Another Kleptocrat's Smirk

The Trump administration and every official from the White House down to the US-Mexican border have behaved shamelessly. They have been mean enough to impose the policy of separating parents and children of illegals and now, they are fatuuous and morally dead enough to create an act of brutal and sick perversion of law. And then the Kleptocrat waddles off to one of his own golf clubs and charges the public another several million to stay there a week, redefining the meaning of "working vacation."   -- wmh
 
8-3-18
Washington Post
Trump administration puts burden on ACLU to find deported parents separated from children 5:4
By Samantha Schmidt
https://www.washingtonpost.com/news/morning-mix/wp/2018/08/03/trump-admi...
The U.S. government has deported hundreds of migrant parents without their children in the aftermath of President Trump’s now-defunct family separation policy. But now administration officials are arguing that it’s the responsibility of the American Civil Liberties Union, not the federal government, to find those deported mothers and fathers.
Justice Department lawyers wrote in a court filing Thursday that the ACLU should use its “considerable resources,” its network of advocacy groups, and information from the government to locate parents removed to foreign countries. The Trump administration added, however, that the State Department has made contact with foreign governments to assist in facilitating family reunions.
In Thursday’s court filing, a joint status report requested by Judge Dana M. Sabraw of the U.S. District Court for the Southern District of California, both the Trump administration and the ACLU laid out their plans for the continued reunification of families. The report gives a sense of the complex challenges ahead for both U.S. officials and immigration lawyers in locating the parents who are no longer in the United States.
In the six weeks before President Trump reversed his “zero-tolerance” policy at the border, immigration officials removed more than 2,500 children from their parents and sent them to government shelters. Sabraw, a Republican appointee, ordered the government to return the children as quickly as possible, setting a deadline of late last month.
The administration has since reunited more than 1,800 children with their parents, but hundreds of children remain in government shelters because their parents have criminal records, their cases remain under review or their parents are outside the country. More than 450 mothers and fathers have been deported without their children.
ACLU lawyers pushed back against the Trump administration’s demands to find the deported parents, saying that they will do “whatever they can” but that the government must bear the ultimate burden.
“Not only was it the government’s unconstitutional separation practice that led to this crisis, but the United States Government has far more resources than any group of NGOs,” ACLU lawyers wrote in the court filing. “Plaintiffs therefore hope that the Government will take significant and prompt steps to find the parents on their own.”
The ACLU wrote that “there is no blueprint for finding deported parents,” who are scattered in various cities across Central America and who, in many cases, left behind minimal address information.
“It often takes a degree of detective work and investigation in order to track down the most up-to date contact information for deported individuals,” the ACLU wrote. “In addition, because deported parents may be hiding from persecutors, it is often not easy to track down exactly where they may be located. This means that every possible lead must be pursued.”

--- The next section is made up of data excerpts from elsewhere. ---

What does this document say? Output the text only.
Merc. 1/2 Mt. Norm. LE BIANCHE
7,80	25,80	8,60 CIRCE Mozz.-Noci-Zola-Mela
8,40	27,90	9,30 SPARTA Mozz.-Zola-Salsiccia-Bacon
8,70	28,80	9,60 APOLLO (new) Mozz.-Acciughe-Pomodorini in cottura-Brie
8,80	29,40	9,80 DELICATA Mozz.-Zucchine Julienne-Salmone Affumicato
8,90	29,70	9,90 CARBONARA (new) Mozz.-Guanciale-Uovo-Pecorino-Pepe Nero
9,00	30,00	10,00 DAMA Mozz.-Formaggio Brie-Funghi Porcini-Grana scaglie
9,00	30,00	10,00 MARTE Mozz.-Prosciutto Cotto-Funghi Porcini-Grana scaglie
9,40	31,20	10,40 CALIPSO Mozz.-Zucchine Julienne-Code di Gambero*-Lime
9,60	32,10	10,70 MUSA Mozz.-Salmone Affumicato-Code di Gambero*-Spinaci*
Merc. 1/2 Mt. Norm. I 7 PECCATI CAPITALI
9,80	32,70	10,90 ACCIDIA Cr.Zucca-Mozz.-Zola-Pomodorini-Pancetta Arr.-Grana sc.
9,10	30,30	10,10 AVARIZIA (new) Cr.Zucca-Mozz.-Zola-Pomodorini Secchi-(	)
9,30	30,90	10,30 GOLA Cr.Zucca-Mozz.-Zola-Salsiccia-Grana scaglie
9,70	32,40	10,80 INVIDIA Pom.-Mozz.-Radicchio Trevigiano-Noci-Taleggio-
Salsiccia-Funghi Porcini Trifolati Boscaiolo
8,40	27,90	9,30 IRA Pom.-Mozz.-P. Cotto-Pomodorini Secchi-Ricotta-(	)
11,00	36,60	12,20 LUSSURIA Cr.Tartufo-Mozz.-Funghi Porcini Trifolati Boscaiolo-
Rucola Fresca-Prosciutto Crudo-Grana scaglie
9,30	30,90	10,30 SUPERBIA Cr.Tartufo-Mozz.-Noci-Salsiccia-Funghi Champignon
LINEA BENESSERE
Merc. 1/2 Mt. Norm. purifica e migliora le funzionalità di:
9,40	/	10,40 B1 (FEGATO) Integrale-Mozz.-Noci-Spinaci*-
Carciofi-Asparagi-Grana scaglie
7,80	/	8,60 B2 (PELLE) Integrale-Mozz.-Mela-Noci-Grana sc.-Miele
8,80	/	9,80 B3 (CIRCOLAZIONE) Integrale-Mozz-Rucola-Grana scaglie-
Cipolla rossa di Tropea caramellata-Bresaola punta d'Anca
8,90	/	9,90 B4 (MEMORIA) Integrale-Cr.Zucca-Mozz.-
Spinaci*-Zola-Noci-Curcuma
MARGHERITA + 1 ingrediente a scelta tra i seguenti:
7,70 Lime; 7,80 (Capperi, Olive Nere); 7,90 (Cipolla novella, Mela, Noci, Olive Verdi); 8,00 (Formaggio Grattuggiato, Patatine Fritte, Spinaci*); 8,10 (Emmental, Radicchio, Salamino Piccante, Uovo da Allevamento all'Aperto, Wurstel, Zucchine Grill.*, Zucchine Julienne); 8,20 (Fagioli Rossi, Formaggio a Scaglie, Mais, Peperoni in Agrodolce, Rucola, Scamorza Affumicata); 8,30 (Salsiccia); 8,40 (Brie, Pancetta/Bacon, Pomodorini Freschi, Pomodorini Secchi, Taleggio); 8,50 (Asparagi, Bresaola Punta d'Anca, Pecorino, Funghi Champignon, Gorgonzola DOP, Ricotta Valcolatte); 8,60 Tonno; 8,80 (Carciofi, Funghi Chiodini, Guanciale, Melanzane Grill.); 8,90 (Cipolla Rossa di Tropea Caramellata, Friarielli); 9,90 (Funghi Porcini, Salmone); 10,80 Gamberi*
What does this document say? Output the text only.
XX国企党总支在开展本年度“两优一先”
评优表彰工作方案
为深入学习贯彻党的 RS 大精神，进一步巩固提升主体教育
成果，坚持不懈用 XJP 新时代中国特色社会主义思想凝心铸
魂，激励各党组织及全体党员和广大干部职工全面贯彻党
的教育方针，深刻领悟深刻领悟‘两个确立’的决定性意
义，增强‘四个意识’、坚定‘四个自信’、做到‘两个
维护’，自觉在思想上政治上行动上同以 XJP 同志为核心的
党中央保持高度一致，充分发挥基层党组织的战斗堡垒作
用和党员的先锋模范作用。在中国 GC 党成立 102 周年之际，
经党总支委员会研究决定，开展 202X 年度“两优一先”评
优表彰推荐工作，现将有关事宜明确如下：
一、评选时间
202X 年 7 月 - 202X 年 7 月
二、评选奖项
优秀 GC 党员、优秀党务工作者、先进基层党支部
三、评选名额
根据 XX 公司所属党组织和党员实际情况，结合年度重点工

The government on Tuesday provided a list of available addresses, but much of this information was “not helpful,” the ACLU said. Some locations are listed as “In DHS Custody,” “failed to provide” or the addresses of detention centers in the United States.
About 120 deported parents, more than a quarter of the total number removed without their children, have no “potentially viable” addresses in the government’s database, the ACLU said. Even among the viable addresses, some include only a city name or are listed as “calle sin nombre,” or “street without a name.” In many parts of Central America, addresses are often listed not as street names and house numbers but as distances from landmarks, such as a local church.
For these reasons, phone numbers are far more useful than addresses for making contact with deported parents, the ACLU said. It argued that the government has had access to possible phone numbers of some of the deported parents but failed to use the contact information ahead of deadlines assigned by Sabraw. ACLU lawyers asked the government for “as much information as possible, as quickly as possible.”
“As the Court is aware, the children with deported parents are suffering as much, if not more, than the children whose parents remained in the United States,” the ACLU wrote.
Once a parent is located, the government asked that the parent or his or her attorney provide written confirmation that the parent wants to reunite with his or her child, as opposed to waiving that right. Once a parent chooses to reunite with a child, the ACLU asked that the government reunite the family within seven days.
The ACLU lawyers also asked the government to arrange travel documents and pay for airfare to reunite children with their deported parents.
The two parties filed Thursday’s joint report ahead of a status conference with the federal judge on Friday afternoon.
Trump administration officials faced intense criticism from Democrats over the migrant family separations during a Senate testimony Tuesday. Some government officials pushed back, defending the rationale for the separation policy. One senior Immigration and Customs Enforcement official, Matthew Albence, likened family detention centers to “summer camp.”
But when Sen. Richard Blumenthal (D-Conn.) dared five Trump officials to say the zero-tolerance border strategy was a success, not one raised a hand.